"What is the chance that two people in a room of 20 share initials?"

This was the question posed to me by a colleague who had been taking notes at a meeting with 20 people. He recorded each person's initials next to their comments and, upon editing the notes, was shocked to discover that no two people in the meeting shared initials.

Last week I analyzed the frequency distribution of initials for 4,502 SAS employees who work with me in Cary, NC. The distribution is highly skewed. For example, there are 676 possible pairs of initials (AA, AB, AC, ..., ZX, ZY, ZZ), but 212 of those combinations (31%) are not the initials of any SAS employee in Cary. Another 89 pairs (13%) are the initials of only a single person. In contrast, the most common initials, JS, are shared by 61 people.

How does this skewed distribution affect the chance that two people in the same room share initials? It makes matches more likely! Munford (TAS, 1977) showed that a uniform distribution of frequencies corresponds to the case in which it is least likely that two people in the same room share a common characteristic (such as a birthday or the same initials).

So how can you estimate the probability that two people in a room have the same initials? Use simulation!

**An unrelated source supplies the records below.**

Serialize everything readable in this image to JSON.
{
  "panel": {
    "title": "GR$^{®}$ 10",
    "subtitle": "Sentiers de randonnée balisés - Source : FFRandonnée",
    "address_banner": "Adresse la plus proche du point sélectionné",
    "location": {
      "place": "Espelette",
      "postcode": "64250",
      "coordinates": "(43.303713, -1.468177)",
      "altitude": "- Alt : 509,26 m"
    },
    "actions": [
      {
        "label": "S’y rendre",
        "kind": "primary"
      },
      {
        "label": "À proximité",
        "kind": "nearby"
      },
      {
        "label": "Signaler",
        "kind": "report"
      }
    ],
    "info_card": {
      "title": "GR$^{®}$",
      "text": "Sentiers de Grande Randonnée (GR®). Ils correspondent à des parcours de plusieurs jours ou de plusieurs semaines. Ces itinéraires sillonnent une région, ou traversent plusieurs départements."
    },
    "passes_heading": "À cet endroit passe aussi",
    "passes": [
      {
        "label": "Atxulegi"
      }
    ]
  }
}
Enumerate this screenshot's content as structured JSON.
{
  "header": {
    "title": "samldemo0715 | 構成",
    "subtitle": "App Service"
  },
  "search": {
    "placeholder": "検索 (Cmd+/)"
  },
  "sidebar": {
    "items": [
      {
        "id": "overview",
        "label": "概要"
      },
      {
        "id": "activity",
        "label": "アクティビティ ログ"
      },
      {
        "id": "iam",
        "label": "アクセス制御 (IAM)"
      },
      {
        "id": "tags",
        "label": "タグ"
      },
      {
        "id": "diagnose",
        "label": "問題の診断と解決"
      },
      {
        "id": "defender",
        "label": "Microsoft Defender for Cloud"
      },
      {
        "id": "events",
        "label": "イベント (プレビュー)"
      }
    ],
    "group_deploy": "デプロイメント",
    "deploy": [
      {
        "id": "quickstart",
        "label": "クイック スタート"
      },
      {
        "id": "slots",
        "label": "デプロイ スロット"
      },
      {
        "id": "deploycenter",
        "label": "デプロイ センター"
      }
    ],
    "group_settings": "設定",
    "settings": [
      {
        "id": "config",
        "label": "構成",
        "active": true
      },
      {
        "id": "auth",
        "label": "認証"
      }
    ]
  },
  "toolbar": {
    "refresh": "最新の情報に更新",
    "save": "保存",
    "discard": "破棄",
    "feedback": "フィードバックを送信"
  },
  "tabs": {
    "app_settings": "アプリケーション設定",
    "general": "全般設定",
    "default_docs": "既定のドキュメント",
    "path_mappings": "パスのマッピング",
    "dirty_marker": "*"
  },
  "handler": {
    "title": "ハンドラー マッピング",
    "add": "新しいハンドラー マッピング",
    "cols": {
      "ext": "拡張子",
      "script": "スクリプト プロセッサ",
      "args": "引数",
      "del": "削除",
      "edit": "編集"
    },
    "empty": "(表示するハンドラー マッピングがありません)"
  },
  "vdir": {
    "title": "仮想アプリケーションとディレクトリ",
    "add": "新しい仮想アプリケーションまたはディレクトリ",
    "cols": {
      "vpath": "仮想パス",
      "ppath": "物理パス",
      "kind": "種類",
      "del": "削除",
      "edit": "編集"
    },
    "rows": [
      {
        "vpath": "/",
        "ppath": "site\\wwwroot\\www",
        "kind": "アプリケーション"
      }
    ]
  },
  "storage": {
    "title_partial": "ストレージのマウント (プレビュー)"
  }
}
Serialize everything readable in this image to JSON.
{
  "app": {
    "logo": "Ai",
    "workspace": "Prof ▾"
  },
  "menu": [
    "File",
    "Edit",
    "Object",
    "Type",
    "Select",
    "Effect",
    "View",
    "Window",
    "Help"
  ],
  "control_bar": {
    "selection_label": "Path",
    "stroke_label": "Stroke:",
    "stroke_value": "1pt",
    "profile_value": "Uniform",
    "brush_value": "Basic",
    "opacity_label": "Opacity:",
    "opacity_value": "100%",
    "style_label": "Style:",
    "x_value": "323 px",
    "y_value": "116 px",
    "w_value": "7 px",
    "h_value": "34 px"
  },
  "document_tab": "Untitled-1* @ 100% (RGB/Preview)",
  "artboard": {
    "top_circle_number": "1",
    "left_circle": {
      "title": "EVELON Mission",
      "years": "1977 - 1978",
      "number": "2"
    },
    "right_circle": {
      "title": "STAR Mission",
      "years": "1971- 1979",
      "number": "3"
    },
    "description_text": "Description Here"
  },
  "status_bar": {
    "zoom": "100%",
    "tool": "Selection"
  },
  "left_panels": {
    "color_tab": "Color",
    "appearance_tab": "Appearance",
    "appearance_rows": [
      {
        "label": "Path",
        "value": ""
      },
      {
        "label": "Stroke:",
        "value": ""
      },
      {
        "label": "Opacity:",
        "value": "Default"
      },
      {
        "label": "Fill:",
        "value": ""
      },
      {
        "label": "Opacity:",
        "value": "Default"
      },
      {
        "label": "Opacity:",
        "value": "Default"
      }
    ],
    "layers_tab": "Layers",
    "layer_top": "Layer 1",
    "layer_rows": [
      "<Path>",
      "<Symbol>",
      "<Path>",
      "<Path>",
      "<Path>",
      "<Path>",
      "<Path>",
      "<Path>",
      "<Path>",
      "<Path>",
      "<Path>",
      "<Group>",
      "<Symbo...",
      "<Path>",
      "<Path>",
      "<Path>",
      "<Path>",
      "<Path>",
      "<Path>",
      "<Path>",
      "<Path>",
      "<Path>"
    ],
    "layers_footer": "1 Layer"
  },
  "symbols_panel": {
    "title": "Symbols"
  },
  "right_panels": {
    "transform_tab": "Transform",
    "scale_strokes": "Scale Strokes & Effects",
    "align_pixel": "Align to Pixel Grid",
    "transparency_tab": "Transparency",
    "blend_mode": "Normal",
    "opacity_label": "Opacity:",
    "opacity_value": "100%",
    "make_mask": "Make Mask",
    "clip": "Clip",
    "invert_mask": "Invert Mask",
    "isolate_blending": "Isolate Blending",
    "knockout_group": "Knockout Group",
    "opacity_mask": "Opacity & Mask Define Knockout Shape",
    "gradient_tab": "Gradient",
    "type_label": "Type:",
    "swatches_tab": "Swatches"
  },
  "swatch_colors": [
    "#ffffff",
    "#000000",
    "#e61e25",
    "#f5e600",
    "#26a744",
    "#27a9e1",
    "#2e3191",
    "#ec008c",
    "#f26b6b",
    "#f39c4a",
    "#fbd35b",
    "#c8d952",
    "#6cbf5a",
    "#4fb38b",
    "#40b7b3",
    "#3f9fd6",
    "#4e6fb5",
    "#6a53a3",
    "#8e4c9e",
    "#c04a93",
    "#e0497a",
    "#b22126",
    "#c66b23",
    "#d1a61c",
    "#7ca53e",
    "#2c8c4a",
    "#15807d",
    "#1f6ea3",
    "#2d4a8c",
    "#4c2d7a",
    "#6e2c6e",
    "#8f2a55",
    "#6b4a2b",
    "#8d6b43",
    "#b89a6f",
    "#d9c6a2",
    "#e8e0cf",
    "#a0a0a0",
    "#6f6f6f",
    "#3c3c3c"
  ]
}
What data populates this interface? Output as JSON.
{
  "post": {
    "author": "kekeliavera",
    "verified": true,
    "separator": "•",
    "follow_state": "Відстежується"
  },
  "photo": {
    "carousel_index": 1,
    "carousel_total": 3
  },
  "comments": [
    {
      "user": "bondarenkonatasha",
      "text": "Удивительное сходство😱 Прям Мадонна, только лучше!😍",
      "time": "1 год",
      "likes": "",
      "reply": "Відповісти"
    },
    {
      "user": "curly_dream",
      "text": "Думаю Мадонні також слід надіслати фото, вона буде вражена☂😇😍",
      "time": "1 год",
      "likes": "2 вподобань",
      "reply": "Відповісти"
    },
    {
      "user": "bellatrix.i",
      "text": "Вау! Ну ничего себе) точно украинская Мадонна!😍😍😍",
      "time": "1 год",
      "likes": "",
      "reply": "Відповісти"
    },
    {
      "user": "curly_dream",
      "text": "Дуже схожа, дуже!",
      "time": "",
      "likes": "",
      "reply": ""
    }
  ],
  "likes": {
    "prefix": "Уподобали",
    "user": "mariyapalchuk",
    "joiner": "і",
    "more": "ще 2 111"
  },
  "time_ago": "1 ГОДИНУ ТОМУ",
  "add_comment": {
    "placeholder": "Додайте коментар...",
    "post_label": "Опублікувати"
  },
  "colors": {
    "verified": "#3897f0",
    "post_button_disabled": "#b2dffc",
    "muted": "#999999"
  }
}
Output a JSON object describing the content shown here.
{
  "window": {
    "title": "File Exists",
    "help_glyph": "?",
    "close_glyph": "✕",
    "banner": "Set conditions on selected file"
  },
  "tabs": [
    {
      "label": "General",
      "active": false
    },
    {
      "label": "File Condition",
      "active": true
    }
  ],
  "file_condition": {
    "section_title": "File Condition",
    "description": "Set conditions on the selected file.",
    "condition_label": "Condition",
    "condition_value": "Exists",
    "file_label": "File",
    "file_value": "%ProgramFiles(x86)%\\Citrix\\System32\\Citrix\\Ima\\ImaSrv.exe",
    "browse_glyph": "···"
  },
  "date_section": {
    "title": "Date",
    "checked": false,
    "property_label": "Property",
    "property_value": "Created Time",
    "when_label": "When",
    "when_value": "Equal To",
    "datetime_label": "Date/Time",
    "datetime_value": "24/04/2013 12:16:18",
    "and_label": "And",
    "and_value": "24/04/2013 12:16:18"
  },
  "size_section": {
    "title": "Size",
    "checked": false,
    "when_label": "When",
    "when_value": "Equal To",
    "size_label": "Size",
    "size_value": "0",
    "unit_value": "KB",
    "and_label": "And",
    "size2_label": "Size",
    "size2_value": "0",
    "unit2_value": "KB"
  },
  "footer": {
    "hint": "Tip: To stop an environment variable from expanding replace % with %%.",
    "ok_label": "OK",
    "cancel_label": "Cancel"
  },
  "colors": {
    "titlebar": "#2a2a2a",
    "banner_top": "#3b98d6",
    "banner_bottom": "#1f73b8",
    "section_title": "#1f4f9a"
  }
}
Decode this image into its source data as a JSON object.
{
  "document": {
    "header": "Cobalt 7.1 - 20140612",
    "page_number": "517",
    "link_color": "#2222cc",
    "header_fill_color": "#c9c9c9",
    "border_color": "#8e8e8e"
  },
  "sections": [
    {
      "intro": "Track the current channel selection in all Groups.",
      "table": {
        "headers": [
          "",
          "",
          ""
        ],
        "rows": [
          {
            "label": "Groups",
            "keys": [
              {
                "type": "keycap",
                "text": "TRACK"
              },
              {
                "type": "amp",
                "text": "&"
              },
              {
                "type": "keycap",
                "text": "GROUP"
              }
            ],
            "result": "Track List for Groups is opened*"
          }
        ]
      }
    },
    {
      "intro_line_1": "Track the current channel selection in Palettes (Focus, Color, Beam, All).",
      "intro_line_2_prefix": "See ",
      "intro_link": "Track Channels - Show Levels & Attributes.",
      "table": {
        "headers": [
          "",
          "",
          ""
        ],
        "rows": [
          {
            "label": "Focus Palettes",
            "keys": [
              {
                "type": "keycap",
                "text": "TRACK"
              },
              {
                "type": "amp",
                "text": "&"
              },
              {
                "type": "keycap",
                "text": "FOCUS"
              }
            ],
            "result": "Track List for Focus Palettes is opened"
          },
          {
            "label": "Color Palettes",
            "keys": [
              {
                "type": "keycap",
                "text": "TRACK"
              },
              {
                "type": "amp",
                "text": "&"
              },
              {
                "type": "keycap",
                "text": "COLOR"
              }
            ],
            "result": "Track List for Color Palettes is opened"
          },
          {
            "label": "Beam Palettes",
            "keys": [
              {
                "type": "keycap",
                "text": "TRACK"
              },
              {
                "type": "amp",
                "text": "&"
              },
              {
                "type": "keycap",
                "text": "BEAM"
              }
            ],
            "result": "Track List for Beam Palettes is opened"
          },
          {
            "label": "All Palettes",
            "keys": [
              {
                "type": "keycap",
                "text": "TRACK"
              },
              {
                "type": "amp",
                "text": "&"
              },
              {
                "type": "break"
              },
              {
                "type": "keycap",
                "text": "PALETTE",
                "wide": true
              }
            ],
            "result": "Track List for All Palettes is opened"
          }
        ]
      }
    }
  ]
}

### A Simulation-Based Estimate

It works like this. Suppose you want to estimate the probability that two SAS employees in a room of 20 have a common pair of initials. You can simulate this situation in SAS/IML software as follows:

- Read the frequencies (or percentages) for each pair of initials into a SAS/IML vector. From these frequencies you can compute the empirical proportion for each pair of initials.
- Randomly select 20 initials from the vector to represent the 20 people in the room. The selections are made with a probability equal to the proportion of the initials at SAS.
The program that follows uses the SampleWithReplace module from my book
*Statistical Programming with SAS/IML Software*. (Technically, the module uses sampling with replacement, and I should use sampling without replacement because I have a finite population, but I'll ignore that small detail.) - Count the number of unique initials in the simulated room. If the number is smaller than 20, then there is a match: at least two people have the same initials.
- Repeat the previous two steps a large number of times. The number of matches divided by the number of simulated rooms is an estimate of the probability that a random room will have a match. For example, if you generate 100,000 rooms and 58,455 of those rooms have a match, then the probability of a random room having a match is estimated by 0.58455.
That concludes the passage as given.